The company is warning Internet users not to be duped by an email offering recipients a $500 Visa gift card for completing an online survey. When the email is clicked on, it sends users to a page which asks for an email address to be entered. Both the email and the web page have the same graphic of Homer Simpson sitting on his couch wearing a superman t-shirt and underpants.
However, Graham Cluley, a senior technology consultant for Sophos, said: "You would be as crazy as Krusty the Clown to enter an email address on that page. "Not only are your chances of receiving a gift less than zero, but you are delivering a valid email address to a spammer on a platter." It is lists of "living breathing email addresses" which allow spammers to stay in business, added Mr. Cluley. The Simpsons movie is due to be released on July 27th 2007.
Apple's much-touted new iPhone has been hacked into by a team of security experts in Maryland.
Independent Security Evaluators (ISE) has claimed that it has found a flaw in the iPhone which could let hackers access private data kept on the phone.

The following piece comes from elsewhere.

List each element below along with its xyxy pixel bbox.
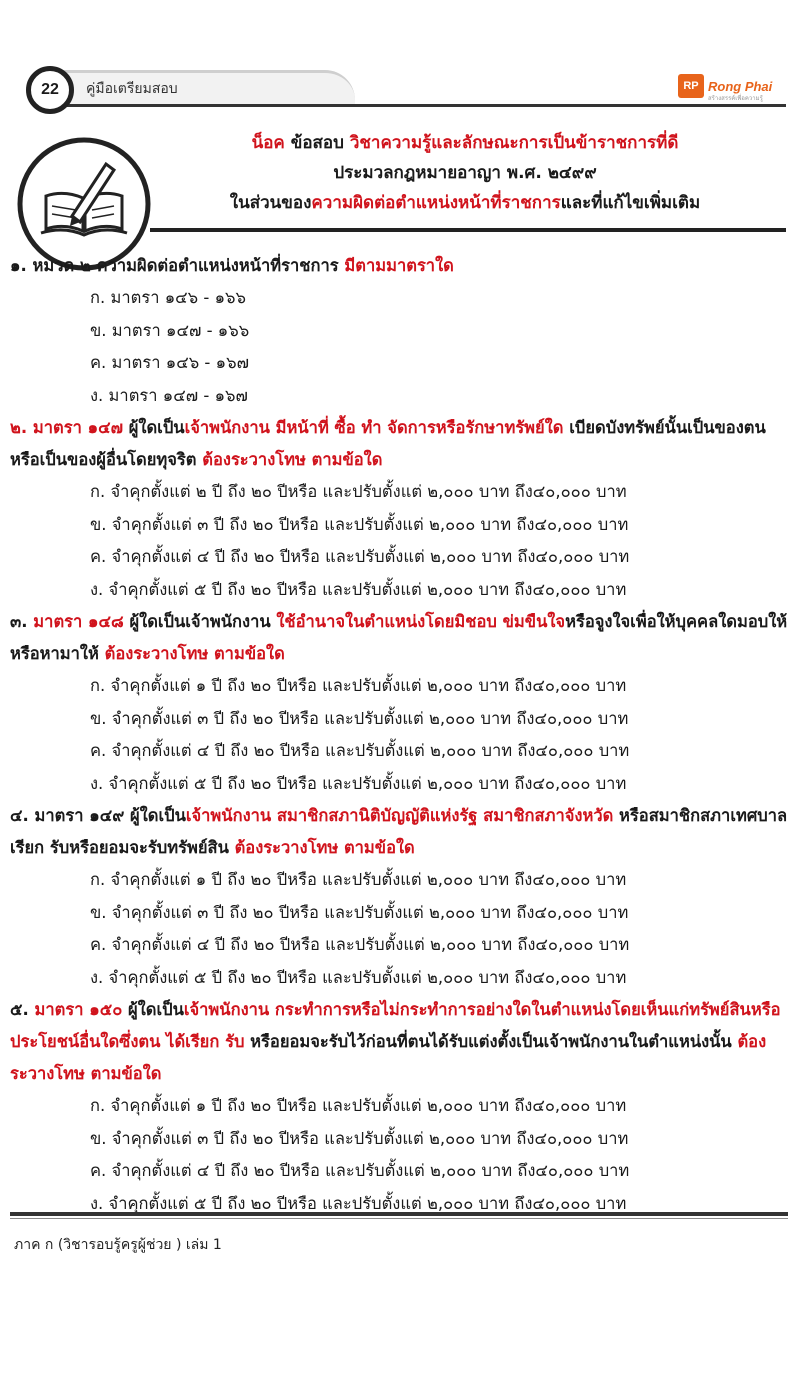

A cyber criminal could gain entry to the phone either through a wireless access point or a website, according to ISE. Since its release earlier this month hackers all over the world have been trying to find a weakness in iPhone, however this is the first successful attempt.
ISE explained that the iPhone connects to wireless internet networks by name, so an attacker could conceivably make up a network with the same name as one already used by the phone. Then instead of accessing a web page, the phone would access exploit code, allowing a hacker to control the phone. A spokesperson from Apple told the New York Times: "Apple takes security very seriously and has a great track record of addressing potential vulnerabilities before they can affect users."